Logging models is crucial for tracking performance differences between different LLM providers and versions, allowing you to make data-driven decisions about which model performs best for your specific use case.
It is important to note that the key of a "model"
hyperparameter is entirely up for you to decide. You can set the key to log models as "my llm"
, and it would still work perfectly fine on Confident AI.
Others
Beyond prompts and models, there are numerous other hyperparameters you might want to track in your LLM applications.
These include RAG-specific parameters like chunk size, top-K, embedder models, and rerankers; agent-related settings such as available tools and tool selection strategies; and generation parameters like temperature, max tokens, and sampling settings. By logging these alongside your test results, you can systematically identify which configurations produce the best outcomes for your specific use case.
Best Practices
When logging hyperparameters, it’s important to distinguish between true hyperparameters and the results of those hyperparameters. Here are some best practices:
-
Do not log retrieved documents as hyperparameters: In RAG systems, the documents retrieved are a result of your hyperparameters (like embedding model, chunk size, etc.), not hyperparameters themselves.
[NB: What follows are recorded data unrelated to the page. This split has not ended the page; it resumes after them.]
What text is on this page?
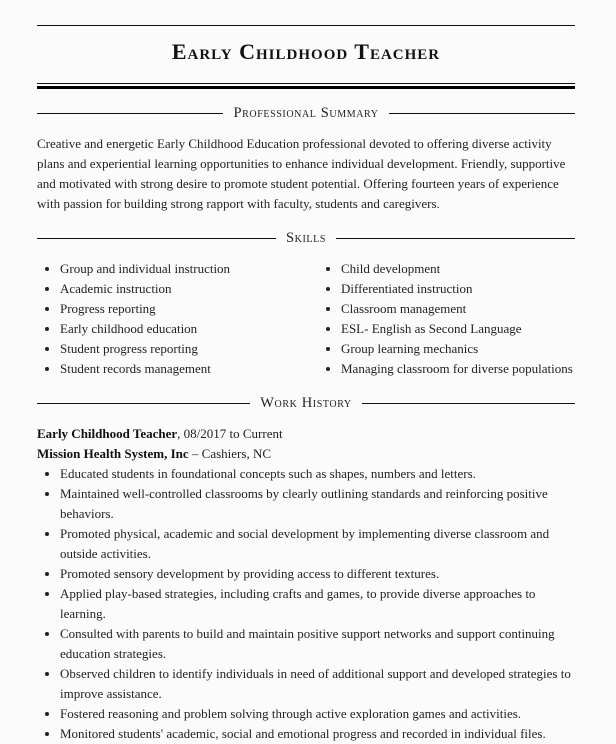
Early Childhood Teacher
Professional Summary
Creative and energetic Early Childhood Education professional devoted to offering diverse activity plans and experiential learning opportunities to enhance individual development. Friendly, supportive and motivated with strong desire to promote student potential. Offering fourteen years of experience with passion for building strong rapport with faculty, students and caregivers.
Skills
Group and individual instruction
Academic instruction
Progress reporting
Early childhood education
Student progress reporting
Student records management
Child development
Differentiated instruction
Classroom management
ESL- English as Second Language
Group learning mechanics
Managing classroom for diverse populations
Work History
Early Childhood Teacher, 08/2017 to Current
Mission Health System, Inc – Cashiers, NC
Educated students in foundational concepts such as shapes, numbers and letters.
Maintained well-controlled classrooms by clearly outlining standards and reinforcing positive behaviors.
Promoted physical, academic and social development by implementing diverse classroom and outside activities.
Promoted sensory development by providing access to different textures.
Applied play-based strategies, including crafts and games, to provide diverse approaches to learning.
Consulted with parents to build and maintain positive support networks and support continuing education strategies.
Observed children to identify individuals in need of additional support and developed strategies to improve assistance.
Fostered reasoning and problem solving through active exploration games and activities.
Monitored students' academic, social and emotional progress and recorded in individual files.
Logging these as hyperparameters will pollute your testing data and make it difficult to draw meaningful conclusions.
-
Focus on configurable parameters: Only log parameters that you can intentionally change to improve your system’s performance.
-
Be consistent with naming: Use consistent keys for the same hyperparameters across different test runs to ensure proper comparison.
-
Document your hyperparameters: Keep a record of what each hyperparameter controls and its expected impact on performance.
-
Avoid logging sensitive information: Never include API keys, passwords, or other sensitive data as hyperparameters.
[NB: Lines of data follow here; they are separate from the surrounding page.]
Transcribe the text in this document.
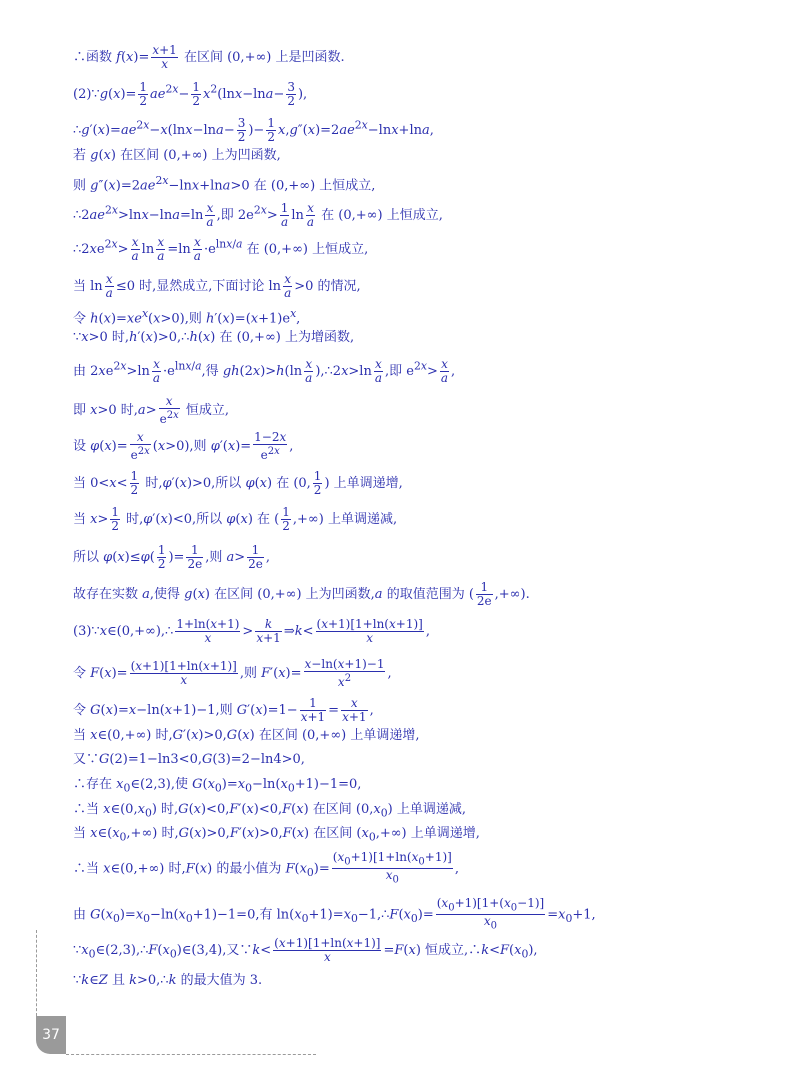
∴函数 $f(x)= \frac{x+1}{x}$ 在区间 (0,+∞) 上是凹函数.
(2)∵g(x)= $\frac{1}{2} ae^{2x}- \frac{1}{2} x^2(\ln x-\ln a- \frac{3}{2}$ ),
$\therefore g'(x)=ae^{2x}-x(\ln x-\ln a- \frac{3}{2}$ )− $\frac{1}{2} x,g''(x)=2ae^{2x}-\ln x+\ln a$,
若 g(x) 在区间 (0,+∞) 上为凹函数,
则 $g''(x)=2ae^{2x}-\ln x+\ln a>0$ 在 (0,+∞) 上恒成立,
$\therefore 2ae^{2x}>\ln x-\ln a=\ln \frac{x}{a}$ ,即 $2e^{2x}> \frac{1}{a}$ $\ln \frac{x}{a}$ 在 (0,+∞) 上恒成立,
$\therefore 2xe^{2x}> \frac{x}{a}$ $\ln \frac{x}{a} =\ln \frac{x}{a} \cdot e^{lnx/a}$ 在 (0,+∞) 上恒成立,
当 $\ln \frac{x}{a} \le 0$ 时,显然成立,下面讨论 $\ln \frac{x}{a} >0$ 的情况,
令 $h(x)=xe^x(x>0)$,则 $h'(x)=(x+1)e^x$,
∵x>0 时,h′(x)>0,∴h(x) 在 (0,+∞) 上为增函数,
由 $2xe^{2x}>\ln \frac{x}{a} \cdot e^{lnx/a}$,得 $gh(2x)>h(\ln \frac{x}{a}$ ),∴2x>ln $\frac{x}{a}$ ,即 $e^{2x}> \frac{x}{a}$ ,
即 x>0 时$,a> \frac{x}{e^{2x}}$ 恒成立,
设 $\varphi(x)= \frac{x}{e^{2x}} (x>0)$,则 $\varphi'(x)= \frac{1-2x}{e^{2x}}$ ,
当 $0<x< \frac{1}{2}$ 时,φ′(x)>0,所以 φ(x) 在 (0, $\frac{1}{2}$ ) 上单调递增,
当 $x> \frac{1}{2}$ 时,φ′(x)<0,所以 φ(x) 在 ( $\frac{1}{2}$ ,+∞) 上单调递减,
所以 $\varphi(x)\le\varphi( \frac{1}{2}$ )= $\frac{1}{2e}$ ,则 $a> \frac{1}{2e}$ ,
故存在实数 a,使得 g(x) 在区间 (0,+∞) 上为凹函数,a 的取值范围为 ( $\frac{1}{2e}$ ,+∞).
(3)∵x∈(0,+∞),∴ $\frac{1+\ln(x+1)}{x} > \frac{k}{x+1}$ ⇒k< $\frac{(x+1)[1+\ln(x+1)]}{x}$ ,
令 $F(x)= \frac{(x+1)[1+\ln(x+1)]}{x}$ ,则 $F'(x)= \frac{x-\ln(x+1)-1}{x^2}$ ,
令 G(x)=x−ln(x+1)−1,则 $G'(x)=1- \frac{1}{x+1} = \frac{x}{x+1}$ ,
当 x∈(0,+∞) 时,G′(x)>0,G(x) 在区间 (0,+∞) 上单调递增,
又∵G(2)=1−ln3<0,G(3)=2−ln4>0,
∴存在 $x_0\in(2,3)$,使 $G(x_0)=x_0-\ln(x_0+1)-1=0$,
∴当 $x\in(0,x_0)$ 时,G(x)<0,F′(x)<0,F(x) 在区间 $(0,x_0)$ 上单调递减,
当 $x\in(x_0,+\infty)$ 时,G(x)>0,F′(x)>0,F(x) 在区间 $(x_0,+\infty)$ 上单调递增,
∴当 x∈(0,+∞) 时,F(x) 的最小值为 $F(x_0)= \frac{(x_0+1)[1+\ln(x_0+1)]}{x_0}$ ,
由 $G(x_0)=x_0-\ln(x_0+1)-1=0$,有 $\ln(x_0+1)=x_0-1,\therefore F(x_0)= \frac{(x_0+1)[1+(x_0-1)]}{x_0} =x_0+1$,
$\because x_0\in(2,3),\therefore F(x_0)\in(3,4)$,又∵k< $\frac{(x+1)[1+\ln(x+1)]}{x} =F(x)$ 恒成立$,\therefore k<F(x_0)$,
∵k∈Z 且 k>0,∴k 的最大值为 3.
37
Following these practices will help you maintain clean, meaningful test data that accurately reflects the impact of your hyperparameter choices on your LLM application’s performance.
What About Complex Agentic Systems?
In complex agentic systems with multiple components, it’s essential to use distinct hyperparameter keys for each component. For example, if you have a “supervisor” agent that delegates tasks to specialized agents, each with its own embedding model for retrieval, you should use different keys like "supervisor_embedder"
and "specialist_embedder"
rather than a generic "embedder"
key.
This approach:
- Prevents confusion when analyzing results
- Allows you to track performance of individual components
- Makes it easier to identify which specific component’s hyperparameters need adjustment
These “components”, can be conceptualized as spans within a trace of your application’s execution. A trace represents the complete call hierarchy and structure of your LLM application for a single request, while spans are the individual operations (like LLM calls, retrieval steps, or tool usage) that make up that trace.
LLM tracing on Confident AI allows you to monitor performance, track hyperparameter impacts across different components, and identify optimization opportunities in complex systems.